Adoption breakdown is not failure to love or try to do your best for the child. Adoption breakdown is not abandonment, lack of parenting skills, or neglect.
Adoption breakdown is in the sad reality that many hundreds of families up and down the country face each year due to the trauma that their children have gone through by being separated from their birth families and their experiences before adoption.
This is the reality of modern adoption in the UK.
The truth is, some of these children cannot cope with normal family life; social services promise the world and then disappear when the adoption order is granted, only reappearing when we are desperate for help and can take no more of the abuse, stealing, lying, violence etc that our children subject us to daily.
Are social services reappearing to help us, offer us respite or therapy? No! Quite the opposite in fact.
The same service that gave us these children with promises of support are now here to accuse us of failure, bad parenting, and abuse.
They may even threaten to take our other children and make sure we lose our jobs if we work with children.
Some of us start to wonder if our children’s birth families were targeted unnecessarily, such is the feeling of being attacked and the lack of trust in social services.
Most people who adopt are professional, loving, caring people who want to make a difference to children’s lives – the sad reality is that the difference that is made to our lives at the hands of social services is often irreversible, and the children end up back in the system that we tried to save them from in the first place.

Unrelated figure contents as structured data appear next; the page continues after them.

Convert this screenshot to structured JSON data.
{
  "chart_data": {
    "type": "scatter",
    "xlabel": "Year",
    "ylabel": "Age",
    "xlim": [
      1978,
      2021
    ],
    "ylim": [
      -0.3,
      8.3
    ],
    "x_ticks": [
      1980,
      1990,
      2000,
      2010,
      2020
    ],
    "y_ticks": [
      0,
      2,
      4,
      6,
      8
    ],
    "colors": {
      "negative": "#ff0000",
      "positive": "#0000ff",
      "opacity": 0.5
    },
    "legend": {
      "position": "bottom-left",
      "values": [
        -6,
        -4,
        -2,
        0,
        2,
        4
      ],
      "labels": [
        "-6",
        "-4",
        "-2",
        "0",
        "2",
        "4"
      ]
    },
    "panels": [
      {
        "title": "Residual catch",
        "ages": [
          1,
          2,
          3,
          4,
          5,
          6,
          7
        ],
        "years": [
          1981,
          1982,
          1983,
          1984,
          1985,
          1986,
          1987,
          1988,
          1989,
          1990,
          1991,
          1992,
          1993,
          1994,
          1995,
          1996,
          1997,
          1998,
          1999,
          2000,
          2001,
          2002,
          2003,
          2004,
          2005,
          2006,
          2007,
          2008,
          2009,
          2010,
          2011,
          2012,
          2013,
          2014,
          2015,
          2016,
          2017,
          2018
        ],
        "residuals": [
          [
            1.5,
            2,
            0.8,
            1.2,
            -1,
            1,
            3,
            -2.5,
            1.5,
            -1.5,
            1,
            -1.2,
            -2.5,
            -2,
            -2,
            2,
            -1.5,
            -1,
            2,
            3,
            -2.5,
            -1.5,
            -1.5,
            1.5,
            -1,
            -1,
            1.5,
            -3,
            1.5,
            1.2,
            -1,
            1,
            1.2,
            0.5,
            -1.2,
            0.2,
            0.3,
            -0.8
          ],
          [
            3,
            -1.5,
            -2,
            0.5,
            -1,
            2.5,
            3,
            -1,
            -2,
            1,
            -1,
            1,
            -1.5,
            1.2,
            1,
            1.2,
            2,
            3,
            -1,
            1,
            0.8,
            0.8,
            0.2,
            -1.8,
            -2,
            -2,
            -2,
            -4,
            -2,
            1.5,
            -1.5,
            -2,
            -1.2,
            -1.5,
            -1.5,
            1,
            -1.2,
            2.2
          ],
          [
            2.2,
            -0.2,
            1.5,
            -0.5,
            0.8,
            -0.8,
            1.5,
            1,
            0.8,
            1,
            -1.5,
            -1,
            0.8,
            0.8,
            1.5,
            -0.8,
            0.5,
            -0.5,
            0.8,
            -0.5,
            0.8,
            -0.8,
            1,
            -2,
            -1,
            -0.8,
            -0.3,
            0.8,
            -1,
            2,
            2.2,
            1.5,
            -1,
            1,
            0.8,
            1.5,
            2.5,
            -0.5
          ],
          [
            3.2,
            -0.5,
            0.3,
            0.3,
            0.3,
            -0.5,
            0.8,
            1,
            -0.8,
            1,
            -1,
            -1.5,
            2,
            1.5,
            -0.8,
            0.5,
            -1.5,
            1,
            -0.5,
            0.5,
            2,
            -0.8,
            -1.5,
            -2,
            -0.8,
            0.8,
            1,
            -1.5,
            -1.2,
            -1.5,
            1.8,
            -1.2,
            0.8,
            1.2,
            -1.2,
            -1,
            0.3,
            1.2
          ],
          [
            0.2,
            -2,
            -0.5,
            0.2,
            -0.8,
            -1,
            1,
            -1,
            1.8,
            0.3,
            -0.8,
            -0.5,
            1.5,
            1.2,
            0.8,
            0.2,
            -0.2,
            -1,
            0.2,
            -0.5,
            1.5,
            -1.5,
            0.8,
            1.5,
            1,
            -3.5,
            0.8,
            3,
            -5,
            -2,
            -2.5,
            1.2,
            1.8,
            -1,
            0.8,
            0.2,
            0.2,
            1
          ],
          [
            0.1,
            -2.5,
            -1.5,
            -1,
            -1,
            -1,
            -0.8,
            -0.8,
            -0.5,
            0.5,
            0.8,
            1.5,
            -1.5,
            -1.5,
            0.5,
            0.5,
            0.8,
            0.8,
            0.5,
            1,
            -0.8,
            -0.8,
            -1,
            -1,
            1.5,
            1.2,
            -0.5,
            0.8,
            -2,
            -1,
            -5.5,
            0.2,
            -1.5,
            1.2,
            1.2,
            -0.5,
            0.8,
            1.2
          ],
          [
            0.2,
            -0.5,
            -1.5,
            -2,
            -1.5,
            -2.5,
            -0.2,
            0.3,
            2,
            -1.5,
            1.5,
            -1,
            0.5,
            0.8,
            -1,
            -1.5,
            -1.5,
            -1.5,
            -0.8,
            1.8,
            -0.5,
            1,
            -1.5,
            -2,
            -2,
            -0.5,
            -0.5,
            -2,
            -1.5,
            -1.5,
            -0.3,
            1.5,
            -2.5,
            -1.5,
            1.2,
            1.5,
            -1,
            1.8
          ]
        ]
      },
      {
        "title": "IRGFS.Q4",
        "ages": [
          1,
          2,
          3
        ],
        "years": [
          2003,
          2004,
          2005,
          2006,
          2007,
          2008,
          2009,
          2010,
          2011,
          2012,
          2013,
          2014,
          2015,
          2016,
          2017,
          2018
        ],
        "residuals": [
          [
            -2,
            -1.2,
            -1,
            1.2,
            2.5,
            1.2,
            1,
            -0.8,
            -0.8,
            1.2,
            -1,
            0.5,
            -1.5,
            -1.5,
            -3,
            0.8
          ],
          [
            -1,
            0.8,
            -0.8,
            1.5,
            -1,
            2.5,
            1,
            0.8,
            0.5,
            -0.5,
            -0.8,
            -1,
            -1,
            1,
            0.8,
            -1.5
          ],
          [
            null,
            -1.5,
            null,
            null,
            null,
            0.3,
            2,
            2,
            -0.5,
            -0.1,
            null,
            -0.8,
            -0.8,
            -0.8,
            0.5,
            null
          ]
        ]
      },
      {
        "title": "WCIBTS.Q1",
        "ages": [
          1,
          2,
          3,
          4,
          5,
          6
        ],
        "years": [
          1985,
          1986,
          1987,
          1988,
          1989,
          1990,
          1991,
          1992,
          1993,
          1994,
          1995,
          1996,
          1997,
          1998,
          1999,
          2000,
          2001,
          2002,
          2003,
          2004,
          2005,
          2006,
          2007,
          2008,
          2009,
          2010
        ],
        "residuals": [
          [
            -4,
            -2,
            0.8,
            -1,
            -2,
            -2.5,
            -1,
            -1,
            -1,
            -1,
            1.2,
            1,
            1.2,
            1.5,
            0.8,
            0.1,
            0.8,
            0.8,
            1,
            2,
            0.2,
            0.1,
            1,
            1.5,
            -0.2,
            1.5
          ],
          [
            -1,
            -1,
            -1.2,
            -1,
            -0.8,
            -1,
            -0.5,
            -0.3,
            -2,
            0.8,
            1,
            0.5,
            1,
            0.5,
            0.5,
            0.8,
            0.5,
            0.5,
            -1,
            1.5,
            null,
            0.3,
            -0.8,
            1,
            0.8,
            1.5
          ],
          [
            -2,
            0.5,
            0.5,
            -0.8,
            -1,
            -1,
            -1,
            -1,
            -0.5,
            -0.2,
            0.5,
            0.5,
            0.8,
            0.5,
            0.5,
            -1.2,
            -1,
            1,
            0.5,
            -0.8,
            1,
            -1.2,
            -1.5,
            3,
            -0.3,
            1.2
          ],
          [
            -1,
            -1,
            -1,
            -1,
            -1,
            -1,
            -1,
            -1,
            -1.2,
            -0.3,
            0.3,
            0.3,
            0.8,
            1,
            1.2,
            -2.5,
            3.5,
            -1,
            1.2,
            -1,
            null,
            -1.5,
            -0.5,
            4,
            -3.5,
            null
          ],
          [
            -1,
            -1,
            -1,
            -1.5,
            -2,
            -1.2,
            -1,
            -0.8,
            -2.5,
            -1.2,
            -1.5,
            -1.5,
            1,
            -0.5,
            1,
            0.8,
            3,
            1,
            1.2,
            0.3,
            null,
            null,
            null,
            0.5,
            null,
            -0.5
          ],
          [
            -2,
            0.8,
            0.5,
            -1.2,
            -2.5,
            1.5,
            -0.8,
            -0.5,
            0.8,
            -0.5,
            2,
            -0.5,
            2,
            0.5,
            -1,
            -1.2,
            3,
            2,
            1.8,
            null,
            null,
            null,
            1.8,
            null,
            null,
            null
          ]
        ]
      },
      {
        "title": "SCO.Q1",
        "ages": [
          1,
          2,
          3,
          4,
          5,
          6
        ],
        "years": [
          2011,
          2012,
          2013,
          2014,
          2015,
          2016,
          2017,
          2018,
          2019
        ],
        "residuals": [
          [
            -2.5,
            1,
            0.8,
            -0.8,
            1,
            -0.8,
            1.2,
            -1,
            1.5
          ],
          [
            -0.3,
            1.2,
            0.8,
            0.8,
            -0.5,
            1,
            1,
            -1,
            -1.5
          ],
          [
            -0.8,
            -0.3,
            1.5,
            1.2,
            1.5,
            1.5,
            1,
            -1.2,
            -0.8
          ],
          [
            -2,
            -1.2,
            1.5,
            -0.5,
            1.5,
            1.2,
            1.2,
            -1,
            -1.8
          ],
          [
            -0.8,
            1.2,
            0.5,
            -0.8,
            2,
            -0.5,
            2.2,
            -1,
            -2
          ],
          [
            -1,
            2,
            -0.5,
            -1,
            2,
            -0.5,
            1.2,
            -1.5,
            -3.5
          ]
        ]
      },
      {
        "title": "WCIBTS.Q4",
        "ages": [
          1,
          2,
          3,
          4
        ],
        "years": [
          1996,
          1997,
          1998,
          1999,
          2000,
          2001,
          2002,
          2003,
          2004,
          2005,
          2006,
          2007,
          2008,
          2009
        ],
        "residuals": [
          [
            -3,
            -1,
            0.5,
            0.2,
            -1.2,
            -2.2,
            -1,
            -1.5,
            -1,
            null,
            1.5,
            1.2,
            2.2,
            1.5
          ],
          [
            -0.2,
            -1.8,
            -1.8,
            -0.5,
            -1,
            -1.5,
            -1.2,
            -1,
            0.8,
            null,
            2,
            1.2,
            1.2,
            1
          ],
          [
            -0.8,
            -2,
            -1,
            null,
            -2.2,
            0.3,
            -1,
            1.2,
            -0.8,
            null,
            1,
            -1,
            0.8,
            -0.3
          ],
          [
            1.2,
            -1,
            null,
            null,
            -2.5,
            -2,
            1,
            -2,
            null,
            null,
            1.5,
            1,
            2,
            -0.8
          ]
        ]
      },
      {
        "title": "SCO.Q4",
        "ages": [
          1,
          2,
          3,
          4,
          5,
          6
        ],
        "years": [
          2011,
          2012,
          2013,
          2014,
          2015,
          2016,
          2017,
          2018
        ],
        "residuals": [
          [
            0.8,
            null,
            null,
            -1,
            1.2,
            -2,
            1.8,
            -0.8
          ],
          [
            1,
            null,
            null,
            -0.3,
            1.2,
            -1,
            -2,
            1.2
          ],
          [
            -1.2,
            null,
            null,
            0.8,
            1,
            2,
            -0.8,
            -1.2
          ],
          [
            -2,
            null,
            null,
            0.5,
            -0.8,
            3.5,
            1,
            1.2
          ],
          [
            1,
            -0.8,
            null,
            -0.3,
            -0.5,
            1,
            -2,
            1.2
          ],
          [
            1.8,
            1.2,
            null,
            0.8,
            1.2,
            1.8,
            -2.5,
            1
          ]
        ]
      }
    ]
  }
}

The answer is honesty at the outset, some children need more support than a family can give – better to keep these children with therapeutic foster carers. And for those children who can be adopted safely, continue to support the family throughout their child’s life into adulthood – the cost will be nothing compared to a lifetime of public funds and the cycle continuing down the generations if the adoption breaks down.
Stop demonising adoptive parents when adoptions break down – we are finding each other in this modern age of the internet and sharing our stories which are worryingly similar and offering each other support and we refuse to continue being blamed and shamed.